How Trump’s tariffs could upend pharma’s overseas tax strategy
Subscribe to enjoy similar stories. Pfizer in 2019 sold $20 billion of drugs in the U.S. Its federal tax bill? Zero.
That revelation was part of a Senate Finance Committee investigation done by Democratic staff, released in March, that examined how U.S. pharmaceutical giants exploit a loophole created by the 2017 Trump tax overhaul to shift profits offshore. The strategy has been great for Big Pharma’s bottom line—and for countries such as Ireland, too.
But as President Trump’s trade war picks up steam, that model could start to unravel. Trump has already singled out pharma companies and countries like Ireland that reap the benefits of tax-avoidance moves. Despite its small size, Ireland ran an $87 billion trade surplus with the U.S.

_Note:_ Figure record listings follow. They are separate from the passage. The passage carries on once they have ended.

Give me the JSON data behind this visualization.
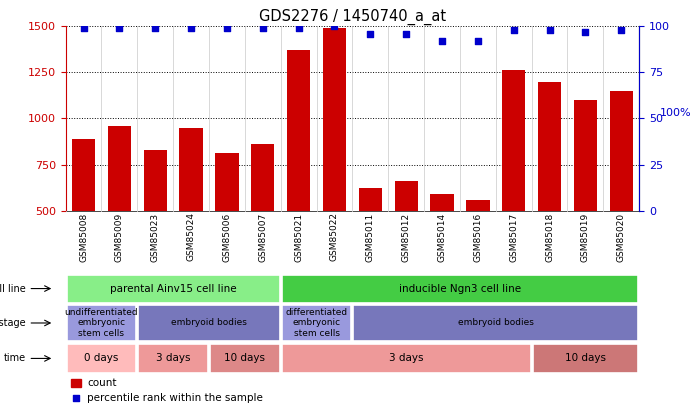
{
  "title": "GDS2276 / 1450740_a_at",
  "samples": [
    "GSM85008",
    "GSM85009",
    "GSM85023",
    "GSM85024",
    "GSM85006",
    "GSM85007",
    "GSM85021",
    "GSM85022",
    "GSM85011",
    "GSM85012",
    "GSM85014",
    "GSM85016",
    "GSM85017",
    "GSM85018",
    "GSM85019",
    "GSM85020"
  ],
  "counts": [
    890,
    960,
    830,
    950,
    810,
    860,
    1370,
    1490,
    620,
    660,
    590,
    555,
    1265,
    1200,
    1100,
    1150
  ],
  "pct_yvals": [
    99,
    99,
    99,
    99,
    99,
    99,
    99,
    100,
    96,
    96,
    92,
    92,
    98,
    98,
    97,
    98
  ],
  "bar_color": "#CC0000",
  "dot_color": "#0000CC",
  "ylim_left": [
    500,
    1500
  ],
  "ylim_right": [
    0,
    100
  ],
  "yticks_left": [
    500,
    750,
    1000,
    1250,
    1500
  ],
  "yticks_right": [
    0,
    25,
    50,
    75,
    100
  ],
  "cell_line_groups": [
    {
      "text": "parental Ainv15 cell line",
      "start": 0,
      "end": 6,
      "color": "#88EE88"
    },
    {
      "text": "inducible Ngn3 cell line",
      "start": 6,
      "end": 16,
      "color": "#44CC44"
    }
  ],
  "dev_stage_groups": [
    {
      "text": "undifferentiated\nembryonic\nstem cells",
      "start": 0,
      "end": 2,
      "color": "#9999DD"
    },
    {
      "text": "embryoid bodies",
      "start": 2,
      "end": 6,
      "color": "#7777BB"
    },
    {
      "text": "differentiated\nembryonic\nstem cells",
      "start": 6,
      "end": 8,
      "color": "#9999DD"
    },
    {
      "text": "embryoid bodies",
      "start": 8,
      "end": 16,
      "color": "#7777BB"
    }
  ],
  "time_groups": [
    {
      "text": "0 days",
      "start": 0,
      "end": 2,
      "color": "#FFBBBB"
    },
    {
      "text": "3 days",
      "start": 2,
      "end": 4,
      "color": "#EE9999"
    },
    {
      "text": "10 days",
      "start": 4,
      "end": 6,
      "color": "#DD8888"
    },
    {
      "text": "3 days",
      "start": 6,
      "end": 13,
      "color": "#EE9999"
    },
    {
      "text": "10 days",
      "start": 13,
      "end": 16,
      "color": "#CC7777"
    }
  ],
  "row_labels": [
    "cell line",
    "development stage",
    "time"
  ],
  "legend_count_label": "count",
  "legend_pct_label": "percentile rank within the sample"
}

last year—larger than any country except China, Mexico and Vietnam. “Ireland was very smart," Trump said last month. “They took our pharmaceutical companies away." Trump is due to unveil sweeping tariffs Wednesday, though details remain unclear.

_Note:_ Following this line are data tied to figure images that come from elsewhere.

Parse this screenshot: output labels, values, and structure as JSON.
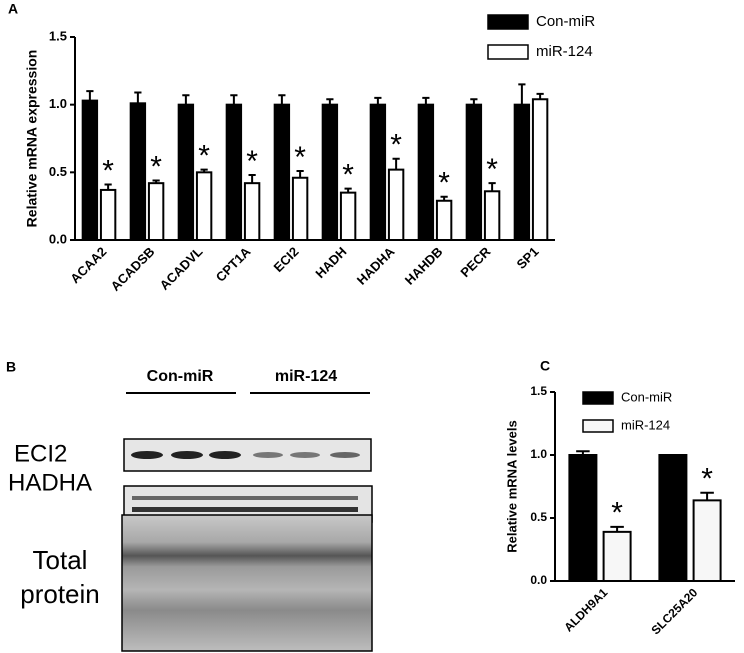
{
  "chart_data": [
    {
      "type": "bar",
      "panel_label": "A",
      "y_label": "Relative mRNA  expression",
      "categories": [
        "ACAA2",
        "ACADSB",
        "ACADVL",
        "CPT1A",
        "ECI2",
        "HADH",
        "HADHA",
        "HAHDB",
        "PECR",
        "SP1"
      ],
      "series": [
        {
          "name": "Con-miR",
          "color": "#000000",
          "values": [
            1.03,
            1.01,
            1.0,
            1.0,
            1.0,
            1.0,
            1.0,
            1.0,
            1.0,
            1.0
          ],
          "errors": [
            0.07,
            0.08,
            0.07,
            0.07,
            0.07,
            0.04,
            0.05,
            0.05,
            0.04,
            0.15
          ]
        },
        {
          "name": "miR-124",
          "color": "#ffffff",
          "values": [
            0.37,
            0.42,
            0.5,
            0.42,
            0.46,
            0.35,
            0.52,
            0.29,
            0.36,
            1.04
          ],
          "errors": [
            0.04,
            0.02,
            0.02,
            0.06,
            0.05,
            0.03,
            0.08,
            0.03,
            0.06,
            0.04
          ]
        }
      ],
      "significance": [
        "*",
        "*",
        "*",
        "*",
        "*",
        "*",
        "*",
        "*",
        "*",
        null
      ],
      "ylim": [
        0,
        1.5
      ],
      "yticks": [
        {
          "value": 0,
          "label": "0.0"
        },
        0.5,
        {
          "value": 1,
          "label": "1.0"
        },
        1.5
      ],
      "legend": "top-right"
    },
    {
      "type": "bar",
      "panel_label": "C",
      "y_label": "Relative mRNA levels",
      "categories": [
        "ALDH9A1",
        "SLC25A20"
      ],
      "series": [
        {
          "name": "Con-miR",
          "color": "#000000",
          "values": [
            1.0,
            1.0
          ],
          "errors": [
            0.03,
            0
          ]
        },
        {
          "name": "miR-124",
          "color": "#f7f7f7",
          "values": [
            0.39,
            0.64
          ],
          "errors": [
            0.04,
            0.06
          ]
        }
      ],
      "significance": [
        "*",
        "*"
      ],
      "ylim": [
        0,
        1.5
      ],
      "yticks": [
        {
          "value": 0,
          "label": "0.0"
        },
        0.5,
        {
          "value": 1,
          "label": "1.0"
        },
        1.5
      ],
      "legend": "top-left"
    }
  ],
  "blot": {
    "panel_label": "B",
    "group_1": "Con-miR",
    "group_2": "miR-124",
    "row_1": "ECI2",
    "row_2": "HADHA",
    "row_3": "Total protein"
  }
}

Big pharmaceutical companies are lobbying for exemptions, arguing that tariffs would hurt patients and undermine investment in research and development. A PwC analysis estimates annual tariffs on pharmaceuticals and medical devices could soar from $500 million to $63 billion. If country tariffs are followed by sector-based ones that include pharmaceuticals, they could work as a double tariff of sorts.
Unlike countries such as China, Ireland didn’t rack up its trade imbalance by becoming a low-cost manufacturing hub. Instead, it did so by offering an advantageous tax regime that has attracted U.S. companies—particularly in tech and pharma—seeking to reduce their tax bills by shifting intellectual property, or IP, overseas.